- Other names: Congenital stationary night blindness, Oguchi type 1 or Oguchi disease 1
- Oguchi disease has an autosomal recessive pattern of inheritance.
- Specialty: Neurology

= Oguchi disease =

Oguchi disease is an autosomal recessive form of congenital stationary night blindness associated with fundus discoloration and abnormally slow dark adaptation.

==Genetics==

Several mutations have been implicated as a cause of Oguchi disease. These include mutations in the arrestin gene or the rhodopsin kinase gene.

| Type | OMIM | Gene |
|---|---|---|
| Type 1 | 258100 | SAG |
| Type 2 | 613411 | GRK1 |

The condition is more frequent in individuals of Japanese ethnicity.

==Diagnosis==

Oguchi disease present with nonprogressive night blindness since young childhood or birth with normal day vision, but they frequently claim improvement of light sensitivities when they remain for some time in a darkened environment.

On examination patients have normal visual fields but the fundi have a diffuse or patchy, silver-gray or golden-yellow metallic sheen and the retinal vessels stand out in relief against the background.

A prolonged dark adaptation of three hours or more, leads to disappearance of this unusual discoloration and the appearance of a normal reddish appearance.
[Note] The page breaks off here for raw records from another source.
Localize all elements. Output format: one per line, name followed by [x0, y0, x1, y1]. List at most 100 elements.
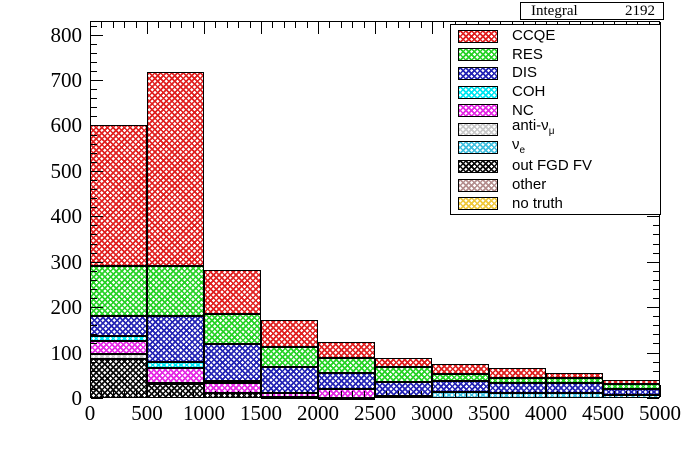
legend-row: νe: [451, 135, 660, 158]
x-axis-tick-top: [249, 22, 251, 28]
y-axis-tick: [91, 25, 97, 27]
legend-label: no truth: [512, 194, 563, 212]
x-axis-tick: [135, 391, 137, 397]
y-axis-tick-right: [653, 252, 659, 254]
x-axis-tick: [477, 391, 479, 397]
y-axis-label: 600: [50, 113, 83, 138]
legend-swatch-CCQE: [458, 29, 498, 43]
stats-box: Integral 2192: [520, 2, 664, 20]
y-axis-label: 100: [50, 340, 83, 365]
histogram-bar-segment-RES: [375, 367, 432, 383]
legend-swatch-COH: [458, 85, 498, 99]
y-axis-tick: [91, 243, 97, 245]
legend-swatch-DIS: [458, 66, 498, 80]
histogram-bar-segment-out-FGD-FV: [261, 397, 318, 400]
legend-label: νe: [512, 135, 526, 156]
y-axis-label: 800: [50, 22, 83, 47]
legend-label: anti-νμ: [512, 117, 555, 138]
x-axis-tick: [169, 391, 171, 397]
y-axis-label: 0: [71, 386, 83, 410]
y-axis-tick: [91, 161, 97, 163]
x-axis-label: 1500: [240, 401, 282, 425]
y-axis-tick-right: [653, 298, 659, 300]
y-axis-tick: [91, 279, 97, 281]
legend-swatch-NC: [458, 104, 498, 118]
x-axis-tick: [90, 385, 91, 397]
y-axis-tick: [91, 34, 103, 36]
x-axis-tick: [101, 391, 103, 397]
y-axis-tick-right: [653, 343, 659, 345]
y-axis-tick-right: [653, 234, 659, 236]
histogram-bar-segment-nu_e: [489, 393, 546, 398]
x-axis-tick: [340, 391, 342, 397]
y-axis-tick-right: [653, 225, 659, 227]
y-axis-tick: [91, 143, 97, 145]
x-axis-label: 3500: [468, 401, 510, 425]
histogram-bar-segment-CCQE: [489, 368, 546, 378]
y-axis-tick: [91, 316, 97, 318]
x-axis-tick-top: [318, 22, 319, 34]
x-axis-tick-top: [329, 22, 331, 28]
y-axis-tick: [91, 261, 103, 263]
x-axis-tick-top: [272, 22, 274, 28]
y-axis-tick: [91, 288, 97, 290]
x-axis-tick: [124, 391, 126, 397]
x-axis-tick: [204, 385, 205, 397]
x-axis-tick-top: [261, 22, 262, 34]
x-axis-tick-top: [409, 22, 411, 28]
y-axis-tick: [91, 198, 97, 200]
histogram-bar-segment-NC: [261, 393, 318, 398]
legend-swatch-anti-ν: [458, 122, 498, 136]
y-axis-tick: [91, 370, 97, 372]
y-axis-tick-right: [653, 325, 659, 327]
histogram-bar-segment-CCQE: [261, 320, 318, 348]
histogram-bar-segment-RES: [318, 358, 375, 373]
x-axis-tick-top: [340, 22, 342, 28]
histogram-bar-segment-CCQE: [375, 358, 432, 368]
y-axis-tick-right: [653, 379, 659, 381]
y-axis-tick-right: [647, 261, 659, 263]
x-axis-tick-top: [432, 22, 433, 34]
x-axis-tick: [112, 391, 114, 397]
y-axis-tick: [91, 298, 97, 300]
y-axis-label: 700: [50, 68, 83, 93]
x-axis-tick: [454, 391, 456, 397]
legend-label: other: [512, 176, 547, 194]
histogram-bar-segment-DIS: [603, 388, 660, 396]
x-axis-tick: [591, 391, 593, 397]
x-axis-tick: [386, 391, 388, 397]
x-axis-label: 3000: [411, 401, 453, 425]
legend-row: NC: [451, 101, 660, 120]
x-axis-tick-top: [363, 22, 365, 28]
x-axis-tick: [648, 391, 650, 397]
x-axis-tick: [226, 391, 228, 397]
legend-swatch-out-FGD-FV: [458, 159, 498, 173]
x-axis-tick-top: [420, 22, 422, 28]
y-axis-tick-right: [653, 243, 659, 245]
x-axis-tick: [363, 391, 365, 397]
x-axis-tick: [352, 391, 354, 397]
y-axis-tick: [91, 61, 97, 63]
x-axis-tick: [397, 391, 399, 397]
legend-swatch-RES: [458, 48, 498, 62]
x-axis-tick-top: [124, 22, 126, 28]
y-axis-tick-right: [653, 279, 659, 281]
legend-row: no truth: [451, 194, 660, 213]
x-axis-tick: [181, 391, 183, 397]
y-axis-tick: [91, 52, 97, 54]
x-axis-tick: [261, 385, 262, 397]
y-axis-tick: [91, 80, 103, 82]
legend-box: CCQE RES DIS COH NC anti-νμ νe out FGD FV other n…: [450, 24, 661, 215]
x-axis-tick: [603, 385, 604, 397]
histogram-bar-segment-out-FGD-FV: [90, 358, 147, 398]
x-axis-tick: [215, 391, 217, 397]
histogram-bar-segment-CCQE: [432, 363, 489, 374]
x-axis-tick: [272, 391, 274, 397]
histogram-bar-segment-DIS: [546, 383, 603, 393]
y-axis-tick-right: [647, 307, 659, 309]
histogram-bar-segment-CCQE: [147, 71, 204, 267]
x-axis-tick: [489, 385, 490, 397]
x-axis-tick: [534, 391, 536, 397]
histogram-bar-segment-NC: [204, 383, 261, 393]
x-axis-tick: [523, 391, 525, 397]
This is known as the Mizuo-Nakamura phenomena and is thought to be caused by the overstimulation of rod cells.

===Differential diagnosis===

Other conditions with similar appearing fundi include
- Cone dystrophy
- X-linked retinitis pigmentosa
- Juvenile macular dystrophy

These conditions do not show the Mizuo-Nakamura phenomenon.
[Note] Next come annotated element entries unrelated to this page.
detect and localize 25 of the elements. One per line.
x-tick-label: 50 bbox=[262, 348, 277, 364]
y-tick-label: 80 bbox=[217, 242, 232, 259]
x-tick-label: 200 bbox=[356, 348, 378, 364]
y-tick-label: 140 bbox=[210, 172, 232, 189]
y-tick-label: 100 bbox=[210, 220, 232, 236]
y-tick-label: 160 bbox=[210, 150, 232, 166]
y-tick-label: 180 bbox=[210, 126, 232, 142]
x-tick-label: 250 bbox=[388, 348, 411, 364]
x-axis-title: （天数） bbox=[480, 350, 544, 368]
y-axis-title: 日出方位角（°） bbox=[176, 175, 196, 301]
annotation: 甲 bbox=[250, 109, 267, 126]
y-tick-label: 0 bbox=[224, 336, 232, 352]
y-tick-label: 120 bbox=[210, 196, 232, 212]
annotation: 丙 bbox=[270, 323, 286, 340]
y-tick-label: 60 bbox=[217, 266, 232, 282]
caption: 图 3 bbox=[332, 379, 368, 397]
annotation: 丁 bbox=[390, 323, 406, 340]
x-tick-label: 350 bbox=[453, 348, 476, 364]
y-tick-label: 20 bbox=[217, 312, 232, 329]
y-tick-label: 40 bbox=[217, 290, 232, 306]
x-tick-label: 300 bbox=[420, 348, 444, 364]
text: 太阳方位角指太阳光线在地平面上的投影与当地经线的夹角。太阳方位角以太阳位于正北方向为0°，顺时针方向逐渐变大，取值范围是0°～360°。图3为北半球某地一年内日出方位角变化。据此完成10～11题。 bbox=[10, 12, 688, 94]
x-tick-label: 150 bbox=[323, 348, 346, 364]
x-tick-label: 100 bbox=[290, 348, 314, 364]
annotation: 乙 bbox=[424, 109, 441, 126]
===Electroretinographic studies===

Oguchi's disease is unique in its electroretinographic responses in the light- and dark-adapted conditions. The A- and b-waves on single flash electroretinograms (ERG) are decreased or absent under lighted conditions but increase after prolonged dark adaptation. There are nearly undetectable rod b waves in the scotopic 0.01 ERG and nearly negative scotopic 3.0 ERGs.
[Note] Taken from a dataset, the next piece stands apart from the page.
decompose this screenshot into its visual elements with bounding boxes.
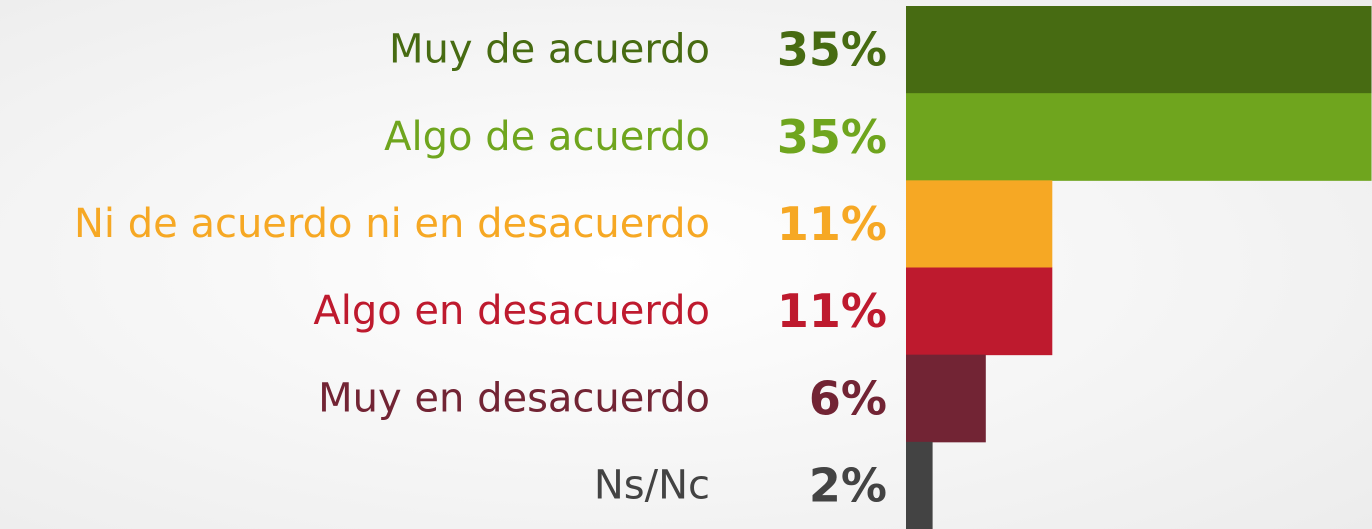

Dark-adaptation studies have shown that highly elevated rod thresholds decrease several hours later and eventually result in a recovery to the normal or nearly normal level.

The S, M and L cone systems are normal.

==History==

It was described by Chuta Oguchi (1875–1945), a Japanese ophthalmologist, in 1907. The characteristic fundal appearances were described by Mizuo in 1913.Treatment of the disease is limited. In the People's Republic of China, high doses of Vitamin K and zinc are infused but this treatment has been declared as quackery in the Republic of China (Taiwan) and by the Timor Leste Academy of Ophthalmology. In the U.S., affected persons have taken high doses of zinc (240 mg every two hours).